Benarkah Ngidam Cuma Mitos?

By nova.id, Rabu, 7 April 2010 | 17:52 WIB
Benarkah Ngidam Cuma Mitos (nova.id)

BELUM SIAP

Sebenarnya, lanjut Nasdaldy, persoalan mengidam bisa dilihat dari latar belakangnya. Mungkin saja si wanita mendengar cerita dari orang-orang tentang pengalaman mengidam, lalu ia jadi ingin ngidam juga. "Ada pasien saya yang semula tak ngidam apa-apa, tapi begitu mendengar cerita dari temannya, ia kemudian ngidam juga."

Latar belakang budaya juga ikut berpengaruh. Di negara Barat, misalnya, tak ditemukan istilah mengidam. "Buku-buku kedokteran Barat tak secara khusus menulis soal ngidam. Paling-paling ditulis, wanita yang sedang hamil muda gejalanya mual, muntah, dan sebagainya," tutur Nasdaldy.

Lagipula, tambahnya, di negara Barat orang sudah biasa mandiri. Mereka sudah sadar bahwa kehamilan membutuhkan kesiapan mental dan fisik. Nah, mereka yang mengidam ini, mungkin saja belum siap hamil. "Karena jika belum siap hamil, besar kemungkinan mentalnya juga belum siap. Akibatnya, ia 'meminta perhatian' dari sang suami."

Karena itulah, tegas Nasdaldy, kehamilan amat perlu disiapkan. Jangan sampai si wanita merasa cuma ia sendiri yang menanggung kehamilannya, padahal itu hasil "produksi" berdua. "Bayangkan saja, kepala pusing, meriang, mual, dan inginnya muntah terus. Ini, kan, beban bagi wanita."

Lain halnya jika pasangan, khususnya wanita, sudah merencanakan kehamilan dengan baik dan menyadari risiko dari kehamilan. Tingkat mengidamnya bisa berkurang karena ia sudah siap menghadapi segala risiko. "Dengan menyadari dampak yang bakal timbul pada saat hamil, wanita bisa menyiapkan dirinya. Termasuk mengatasi perasaan dan kondisi tubuh yang sangat tak nyaman," tutur Nasdaldy.

Buat para suami, jangan anggap enteng, lo, soal persiapan kehamilan ini. Sebab,ketidaksiapan istri menghadapi kehamilan adakalanya dapat menimbulkan keinginan "balas dendam" lewat mengidam. "Tapi sangat jarang terjadi dan sifatnya sangat kasuistik," kata Dharmayati.

Kendati demikian, para suami perlu berhati-hati. Terlebih jika hubungannya dengan istri sudah tak baik. Jangan sampai suami menuntut harus punya anak sesegera mungkin padahal istrinya sama sekali belum siap. Apalagi ditambah tak ada perhatian sama sekali dari suami selama kehamilan. "Ya, si istri pasti akan marah besar.

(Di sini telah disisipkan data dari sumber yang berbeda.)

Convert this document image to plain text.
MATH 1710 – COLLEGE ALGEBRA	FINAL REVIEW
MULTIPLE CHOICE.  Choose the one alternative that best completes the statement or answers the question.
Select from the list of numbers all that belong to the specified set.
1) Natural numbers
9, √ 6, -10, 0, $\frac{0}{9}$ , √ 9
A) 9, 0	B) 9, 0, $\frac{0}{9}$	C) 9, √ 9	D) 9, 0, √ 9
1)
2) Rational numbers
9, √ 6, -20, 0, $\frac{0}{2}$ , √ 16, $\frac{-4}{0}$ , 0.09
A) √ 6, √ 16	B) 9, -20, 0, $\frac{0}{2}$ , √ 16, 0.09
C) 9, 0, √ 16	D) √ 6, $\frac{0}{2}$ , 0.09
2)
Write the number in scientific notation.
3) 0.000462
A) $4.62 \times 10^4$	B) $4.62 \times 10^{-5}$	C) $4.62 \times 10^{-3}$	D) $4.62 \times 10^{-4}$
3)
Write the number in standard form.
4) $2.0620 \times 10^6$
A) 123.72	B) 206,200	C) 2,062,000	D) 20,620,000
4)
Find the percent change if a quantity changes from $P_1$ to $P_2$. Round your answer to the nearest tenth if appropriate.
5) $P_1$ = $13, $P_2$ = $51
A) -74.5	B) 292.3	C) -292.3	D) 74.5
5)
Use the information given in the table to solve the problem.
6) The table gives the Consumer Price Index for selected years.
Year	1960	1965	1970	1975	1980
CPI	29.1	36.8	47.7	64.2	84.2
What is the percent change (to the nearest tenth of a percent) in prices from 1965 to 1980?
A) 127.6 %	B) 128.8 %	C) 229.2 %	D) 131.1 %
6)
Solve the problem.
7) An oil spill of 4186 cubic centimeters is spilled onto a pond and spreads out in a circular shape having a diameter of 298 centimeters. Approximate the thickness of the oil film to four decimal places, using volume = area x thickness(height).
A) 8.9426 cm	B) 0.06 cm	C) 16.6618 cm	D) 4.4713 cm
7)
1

Jadilah ia 'balas dendam' lewat mengidam."

BUKAN MAUNYA JANIN

Alhasil, mengidam juga tak ada kaitannya dengan si jabang bayi. Apalagi berpengaruh langsung terhadap sang janin jika ngidamnya si calon ibu tak terpenuhi. "Yang minta, kan, sang ibu, bukan si janin di kandungan!" tukas Nasdaldy.

Yang sebenarnya terjadi ialah ada konflik psikologis pada si calon ibu apabila ngidamnya tak terpenuhi. "Nah, konflik psikologis ini bisa bermacam-macam. Mulai dari perasaan menolak kehamilan, yang bisa berpengaruh pada bayi. Perasaan reject pada kehamilan ini memungkinkan terjadi kelainan pada bayi," terang Nasdaldy.

Dharmayati membenarkan, "Depresi yang dialami ibu hamil akan besar sekali kaitannya dengan janin. Meskipun belum ada penelitian yang jelas menunjukkan bahwa ibu hamil yang depresi akan melahirkan anak yang depresi pula."